В наших днях, словно в срезе пня,

Закодирована не случайно.

Я долго колебалась — публиковать ли эти письма, а потом решилась. С одной стороны, слишком интимные письма («тайна») уничтожены, а то, что осталось, это такая существенная сторона и его, и моей жизни.

Я любила В.Т. — он додавал мне то духовное, высокое, чего не было в родственной, нежной любви мужа. Вспоминаю, как муж за несколько дней до смерти (26 октября 1995 г.) сказал мне, обнимая меня у плиты на кухне: «А знаешь, я теперь люблю тебя еще больше, чем в молодости». Так и было. Но ценила я эту преданную любовь недостаточно, слишком привыкнув к семейному амплуа «обожаемой жены и матери». Только лишившись этой ежедневной заботливой, родной, ежедневно обожающей любви, я поняла, как много она для меня значила.

А В.Т. напоминал мне пастернаковское — «Любимая, жуть, когда любит поэт…» Любовь В.Т. была как гроза, как землетрясение, его страсть, его мысль возносили меня на такую высоту!

И все равно — муж, дети, семья — это был родной и привычный мир. А В.Т. — как метеорит пролетел в моей жизни, изменив и осветив ее своим космическим светом.
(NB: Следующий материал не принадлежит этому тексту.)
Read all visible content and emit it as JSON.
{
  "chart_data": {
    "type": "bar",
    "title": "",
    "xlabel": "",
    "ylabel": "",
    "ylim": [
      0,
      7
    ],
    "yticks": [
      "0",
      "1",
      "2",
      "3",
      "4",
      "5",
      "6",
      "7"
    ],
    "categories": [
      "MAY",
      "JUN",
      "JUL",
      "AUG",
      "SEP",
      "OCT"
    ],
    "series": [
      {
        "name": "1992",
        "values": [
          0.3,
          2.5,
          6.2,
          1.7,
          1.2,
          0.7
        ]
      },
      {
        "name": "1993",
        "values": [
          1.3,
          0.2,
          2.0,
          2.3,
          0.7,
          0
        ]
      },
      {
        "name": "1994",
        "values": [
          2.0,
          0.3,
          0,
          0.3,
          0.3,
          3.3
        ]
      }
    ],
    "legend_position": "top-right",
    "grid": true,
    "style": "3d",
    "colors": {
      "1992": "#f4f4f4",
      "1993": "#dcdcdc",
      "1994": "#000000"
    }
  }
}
В.Т. настаивал, чтобы встречались мы еженедельно, но вскоре сказал, что не может видеть меня так редко, а я не могла приезжать чаще. И тогда он раз в неделю стал приезжать к аптеке на ул. Куусинена, в двух остановках от моего дома. И минут 15–30 мы прогуливались по Всехсвятской, ныне Березовой роще.

Там он сказал мне: «Я люблю тебя» — с такой эмоциональной напряженностью, которую я и сейчас ощущаю, как электрический разряд.

Вскоре он меня вознес на пьедестал непомерный — и красавица, и разумница, и вообще лучше и нужнее всех на свете. Ко всему привыкаешь, и я на пьедестале стала чувствовать себя вполне комфортно.

Любовь не ищет равенства, но устанавливает его. И скоро я, смотревшая на него снизу вверх, освоилась с глубиной его личности, напряженной страстностью суждений. А он обсуждал со мной все — читал новые стихи и рассказы, письма, рассказывал о планах на будущее, прочитанных им книгах. Мы и читали по очереди все книжки.

«Ты — к счастью», — он был суеверен. Наше разногласие единственное — его письмо в «ЛГ» 15 февраля 1972 г. Я советовала не писать его, но он сказал, что должен спасти свою книжку «Московские облака». Правда, это разногласие, единственное и последнее, было началом спада наших отношений. Но это было после.

В.Т. жалел, что мы встретились поздно, что я крепко, нерушимо завязана в плотную жизнь большой своей семьи. Он хотел, чтобы я ее оставила, считал, что я растрачиваю на семью свою собственную одаренную натуру, а жертвовать своей судьбой, собой — грех.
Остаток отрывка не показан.